Chegámos a Chapagon, depois de uma autêntica aventura de duas horas para percorrer vinte quilómetros, aos solavancos, por caminhos incríveis, com um trânsito infernal onde predominam as motorizadas e o código rodoviário se resume ao vale tudo. Chapagon é uma pequena localidade de ruas térreas e casas de  tijolo situada no Vale de Katmandu, no coração do Nepal. Cada porta da rua principal é uma loja onde tudo se vende: frutas e legumes, tecidos, sapatos, materiais de construção, utensílios de toda a espécie.  No ar um cheiro inconfundível do garam masala - o condimento local -, misturado com o cheiro de excremento de vaca. Nas ruas de terra batida, poças de lama  - de uma cor ocre e que se cola à sola dos sapatos - são a marca das chuvas do final da monção. Um pouco por toda a parte ainda se vêm amontoados destroços e montes de ruínas a recordar o tremor de terra do dia 25 de Abril passado.

Mas para chegarmos ao o nosso destino final, Bistagon, uma pequena aldeia próxima de Chapagon ainda  falta percorrer uns escassos dois quilómetros de um caminho de terra em terreno acidentado. Entramos agora no âmago do Nepal rural. Predominam aqui os campos de arroz - a cultura da monção - que já começa a amarelecer e será colhido dentro de um mês.  Pendurado junto às casas, já se vê a secar o milho, acabado de colher. Montes de malaguetas a secar ao sol ou já ensacada esperam para ir para o mercado ou servirão para confecionar  o dal bhat, o prato típico  local.

As casas de Bistagon são simples e contruídas de  adobes crús. Muitas ruíram e muitas famílias vivem  em abrigos improvisados, muitas vezes partilhando o espaço com vacas e cabras.  Recebe-nos o Permashor Mahat , um jovem aparentando cerca de 30 anos, fluente em inglês, que é o interprete da missão. A nova casa de  Permashor já está acabada, é uma das 22 que a missão Obrigado Portugal está a construir naquela localidade.

Enquanto a maior parte dos voluntários inicia o trabalho no estaleiro do bambú ou nas fundações de novas construções, outros levam-nos a visitar as outras casas da missão que  estão espalhadas pela aldeia, umas em pequenos socalcos umas, outras encravadas entre montes de tijolos ou de construções arruinadas ou ameaçando ruína.  Caminhamos por pequenas veredas de chão lamacento. Em certos pontos, temos de subir algumas encostas mais íngremes e temos de segurar-nos para não escorregar e cair. Uma parte das novas casas em construção está numa extremidade da aldeia sobre uma espécie de promontório que abre sobre uma vista espetacular de campos de arroz plantado em socalcos.

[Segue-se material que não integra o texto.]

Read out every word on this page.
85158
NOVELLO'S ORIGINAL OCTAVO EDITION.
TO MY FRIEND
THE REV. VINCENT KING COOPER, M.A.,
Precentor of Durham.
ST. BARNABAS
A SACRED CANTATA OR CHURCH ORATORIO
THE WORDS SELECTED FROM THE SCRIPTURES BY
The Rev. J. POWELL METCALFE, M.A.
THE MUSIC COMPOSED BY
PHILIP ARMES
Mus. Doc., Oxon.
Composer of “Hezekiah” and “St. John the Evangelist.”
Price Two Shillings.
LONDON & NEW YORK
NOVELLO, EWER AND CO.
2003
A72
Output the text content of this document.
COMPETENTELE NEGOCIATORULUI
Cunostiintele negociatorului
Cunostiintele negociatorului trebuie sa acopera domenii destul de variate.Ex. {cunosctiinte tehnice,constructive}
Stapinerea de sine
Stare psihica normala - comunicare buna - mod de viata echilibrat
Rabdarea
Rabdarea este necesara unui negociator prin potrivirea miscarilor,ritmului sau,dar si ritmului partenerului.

A vegetação envolvente é exuberante típica dum clima tropical húmido. A cor das bainhas das nossas calças e dos sapatos começa a confundir-se com o amarelo da terra .

Cruzamos com pessoas, saudando sempre com as mãos postas e dizendo namasté. As mulheres são bonitas, têm uma postura altiva, vestindo os seus trajes típicos onde predomina o vermelho.  Hoje não há escola, é o dia de aprovação da nova constituição do país. Magotes de crianças deambulam por toda a aldeia, sempre cumprimentando e sorrindo. Algumas, como são o caso da Ruska e do Sameer recebem um carinho especial dos voluntários que retribuem afetuosamente. Numa das casas, já construída, uma senhora mais velha convida-nos a entrar e aceitamos o convite.  O chão aqui é de barro, o que não impede que deixemos os sapatos à entrada. Está com duas crianças de tenra idade - seus netos, presumo - enquanto a filha trabalha a terra no campo exterior. Abençoa-nos ungindo-nos com  a tikka na testa, uma mistura de iogurte, vermelhão e grãos de arroz.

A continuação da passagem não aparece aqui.